Wajarnya secara legal MPR dilibatkan dan melibatkan diri dalam perkara judicial review terkait pengujian UU apakah bertentangan dengan UUD NRI 1945 atau tidak. Ini merupakan tanggung jawab MPR selaku lembaga pembuat atau pembentuk UUD NRI 1945, salah satunya adalah memberikan tafsir terkait konstitusi, ujarnya, melalui siaran pers di Jakarta, Rabu.
HNW, sapaan akrab Hidayat mengungkapkan perlunya penegasan kedudukan MPR dalam sistem ketatanegaraan, terkait dengan judicial review.
Baca juga: Perlu konsensus sebelum amendemen UUD NRI Tahun 1945
Menurut dia, MPR sebagai lembaga pembentuk UUD NRI 1945 yang karenanya adalah lembaga negara yang sangat mengetahui hakekat dari ayat, pasal, bab dari UUD NRI 1945.

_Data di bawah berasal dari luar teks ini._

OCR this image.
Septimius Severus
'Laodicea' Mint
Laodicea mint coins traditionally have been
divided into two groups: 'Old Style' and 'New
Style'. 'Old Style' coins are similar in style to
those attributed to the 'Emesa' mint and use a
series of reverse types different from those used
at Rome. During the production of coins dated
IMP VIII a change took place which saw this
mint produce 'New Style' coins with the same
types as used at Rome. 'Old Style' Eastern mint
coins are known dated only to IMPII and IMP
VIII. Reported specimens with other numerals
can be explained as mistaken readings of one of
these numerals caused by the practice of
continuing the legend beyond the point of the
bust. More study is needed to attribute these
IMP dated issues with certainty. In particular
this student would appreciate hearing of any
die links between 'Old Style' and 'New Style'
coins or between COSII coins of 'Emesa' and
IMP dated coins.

Namun, kata dia, anehnya selama ini tidak diberi atau tidak memiliki kuasa legal untuk menafsirkan UUD NRI 1945, sementara MK sebagai lembaga negara yang tak terlibat di dalam pembuatan, penetapan, dan perubahan UUD, serta MK yang merupakan produk MPR via amendemen UUD NRI 1945, justru diberi atau memiliki peran selaku pengawal dan penafsir konstitusi tersebut.

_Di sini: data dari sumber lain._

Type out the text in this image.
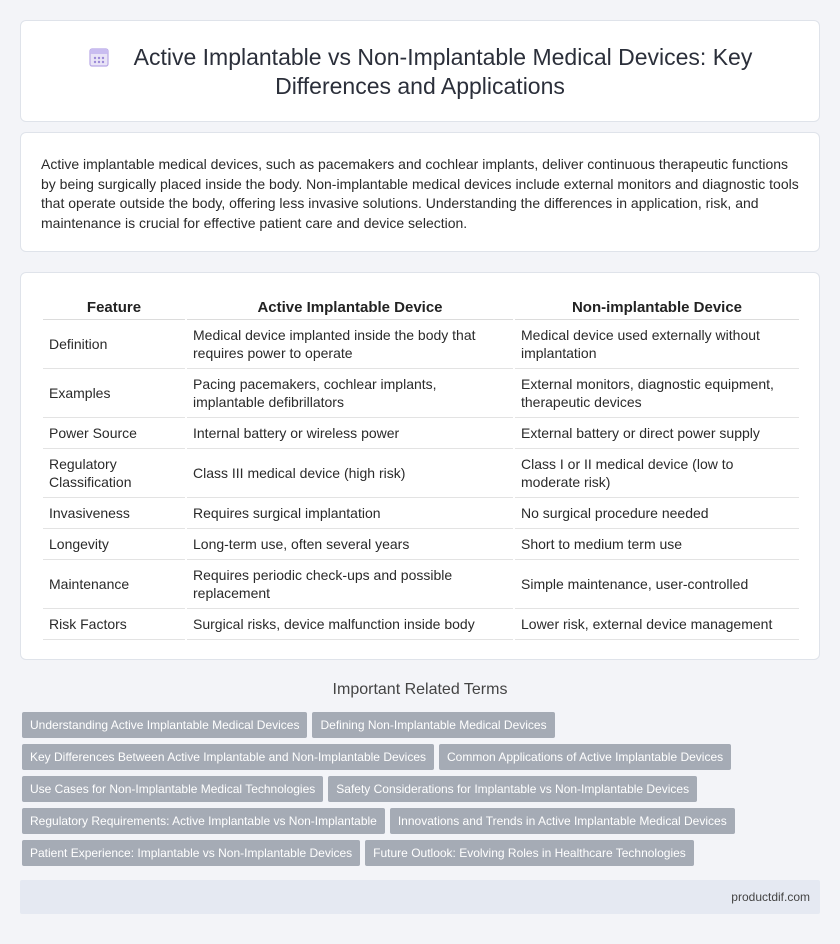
Active Implantable vs Non-Implantable Medical Devices: Key Differences and Applications

Active implantable medical devices, such as pacemakers and cochlear implants, deliver continuous therapeutic functions by being surgically placed inside the body. Non-implantable medical devices include external monitors and diagnostic tools that operate outside the body, offering less invasive solutions. Understanding the differences in application, risk, and maintenance is crucial for effective patient care and device selection.

Feature	Active Implantable Device	Non-implantable Device
Definition	Medical device implanted inside the body that requires power to operate	Medical device used externally without implantation
Examples	Pacing pacemakers, cochlear implants, implantable defibrillators	External monitors, diagnostic equipment, therapeutic devices
Power Source	Internal battery or wireless power	External battery or direct power supply
Regulatory Classification	Class III medical device (high risk)	Class I or II medical device (low to moderate risk)
Invasiveness	Requires surgical implantation	No surgical procedure needed
Longevity	Long-term use, often several years	Short to medium term use
Maintenance	Requires periodic check-ups and possible replacement	Simple maintenance, user-controlled
Risk Factors	Surgical risks, device malfunction inside body	Lower risk, external device management
Important Related Terms
Understanding Active Implantable Medical Devices Defining Non-Implantable Medical Devices
Key Differences Between Active Implantable and Non-Implantable Devices Common Applications of Active Implantable Devices
Use Cases for Non-Implantable Medical Technologies Safety Considerations for Implantable vs Non-Implantable Devices
Regulatory Requirements: Active Implantable vs Non-Implantable Innovations and Trends in Active Implantable Medical Devices
Patient Experience: Implantable vs Non-Implantable Devices Future Outlook: Evolving Roles in Healthcare Technologies
productdif.com
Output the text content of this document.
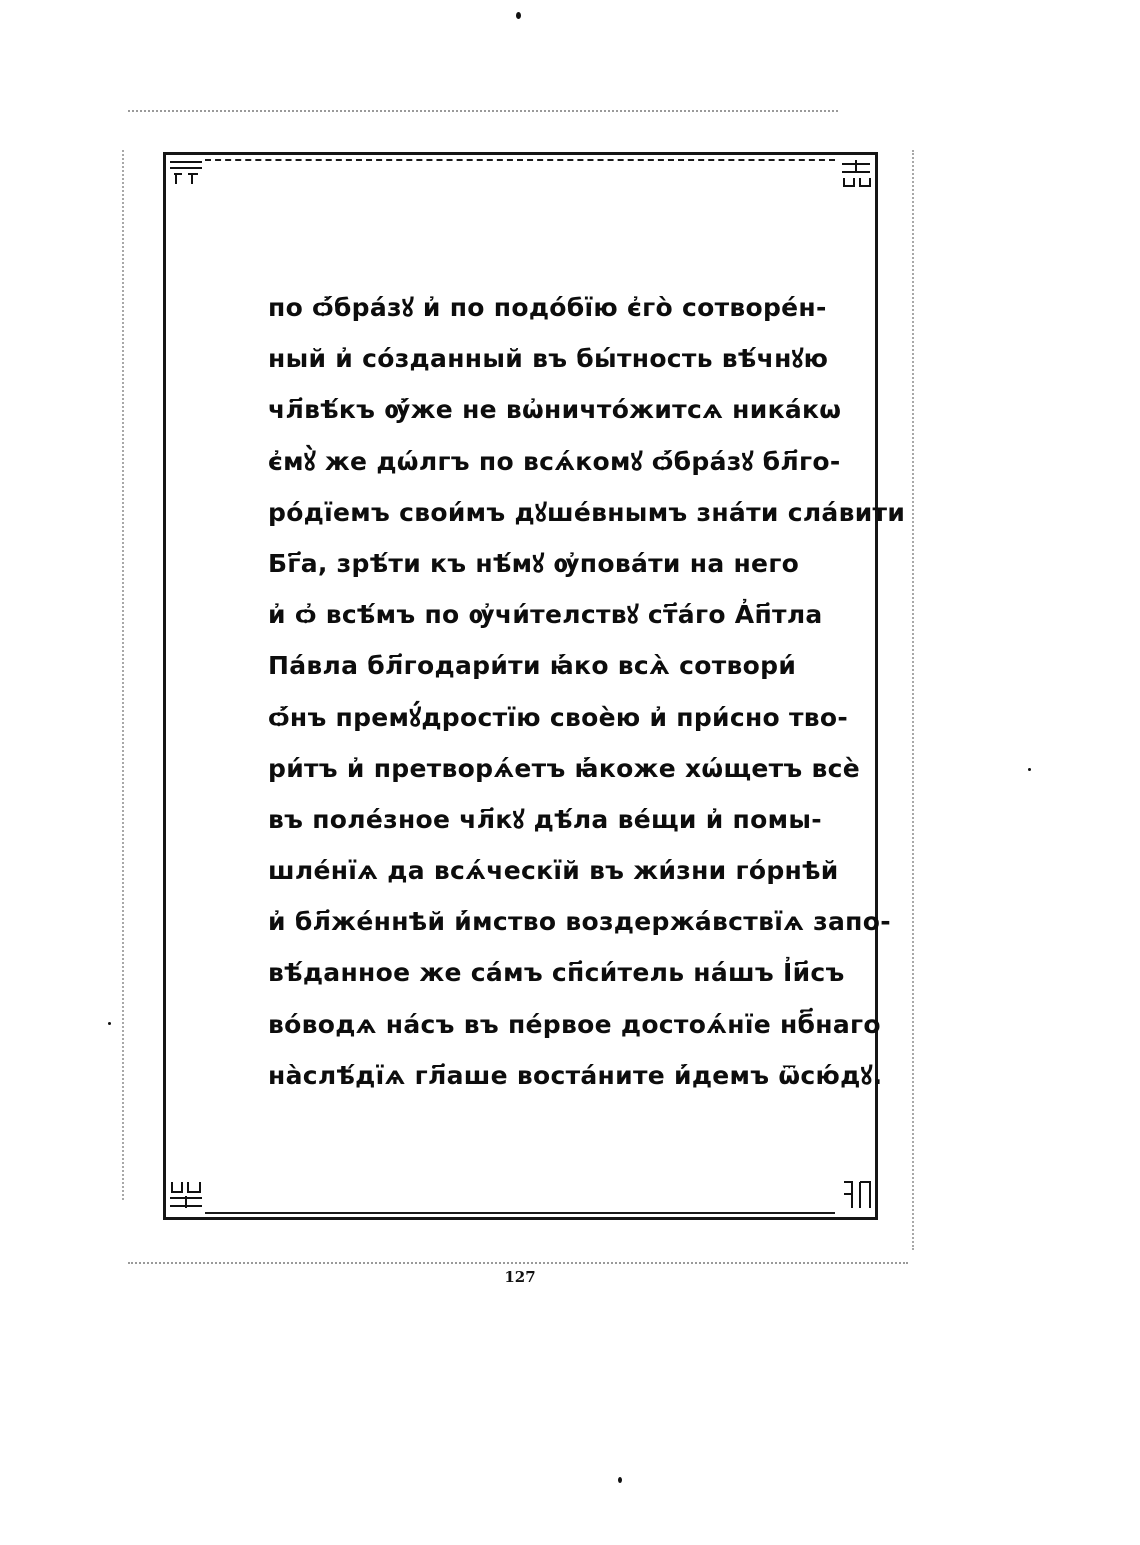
по ѻ҆́бра́зꙋ и҆ по подо́бїю є҆го̀ сотворе́н-
ный и҆ со́зданный въ бы́тность вѣ́чнꙋю
чл҃вѣ́къ ѹ҆́же не вѡ҆ничто́житсѧ ника́кѡ
є҆мꙋ̀ же дѡ́лгъ по всѧ́комꙋ ѻ҆́бра́зꙋ бл҃го-
ро́дїемъ свои́мъ дꙋше́внымъ зна́ти сла́вити
Бг҃а, зрѣ́ти къ нѣ́мꙋ ѹ҆пова́ти на него
и҆ ѻ҆ всѣ́мъ по ѹ҆чи́телствꙋ ст҃а́го А҆п҃тла
Па́вла бл҃годари́ти ꙗ҆́ко всѧ̀ сотвори́
ѻ҆́нъ премꙋ́дростїю своѐю и҆ при́сно тво-
ри́тъ и҆ претворѧ́етъ ꙗ҆́коже хѡ́щетъ всѐ
въ поле́зное чл҃кꙋ дѣ́ла ве́щи и҆ помы-
шле́нїѧ да всѧ́ческїй въ жи́зни го́рнѣй
и҆ бл҃же́ннѣй и҆́мство воздержа́вствїѧ запо-
вѣ́данное же са́мъ сп҃си́тель на́шъ І҆и҃съ
во́водѧ на́съ въ пе́рвое достоѧ́нїе нб҃наго
на̀слѣ́дїѧ гл҃аше воста́ните и҆́демъ ѿсю́дꙋ.
127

"MK yang baru ada sesudah MPR mengamandemen UUD, yang karenanya tidak pernah terlibat dalam amandemen UUD NRI 1945, baik sebagai anggota maupun panitia ad hoc (PAH), malah dilegalkan sebagai satu-satunya lembaga negara yang punya kewenangan konstitusional untuk mentafsirkan konsitusi," katanya.
Lebih lanjut, HNW menuturkan bahwa berdasarkan Pasal 27 huruf g Peraturan MPR RI Nomor 1 Tahun 2019 tentang Tata Tertib MPR RI, disebutkan bahwa salah satu tugas pimpinan MPR adalah memberikan penjelasan mengenai tafsir konstitusi dalam perkara pengujian undang-undang terhadap Undang-Undang Dasar di Mahkamah Konstitusi.
Baca juga: MPR: Amendemen terbatas UUD tidak ubah sistem pemilihan presiden
Ketentuan tersebut, kata dia, sejatinya bukan hal yang baru, sebab aturan serupa juga disebutkan pada Pasal 29 f Peraturan MPR RI Nomor 1 Tahun 2014 tentang Tata Tertib MPR RI.
Namun, ia menyayangkan aturan itu belum berjalan secara efektif karena masalah koordinasi dengan pihak MK, serta aturan persidangan di MK yang belum mengakomodasi aturan tatib MPR tersebut.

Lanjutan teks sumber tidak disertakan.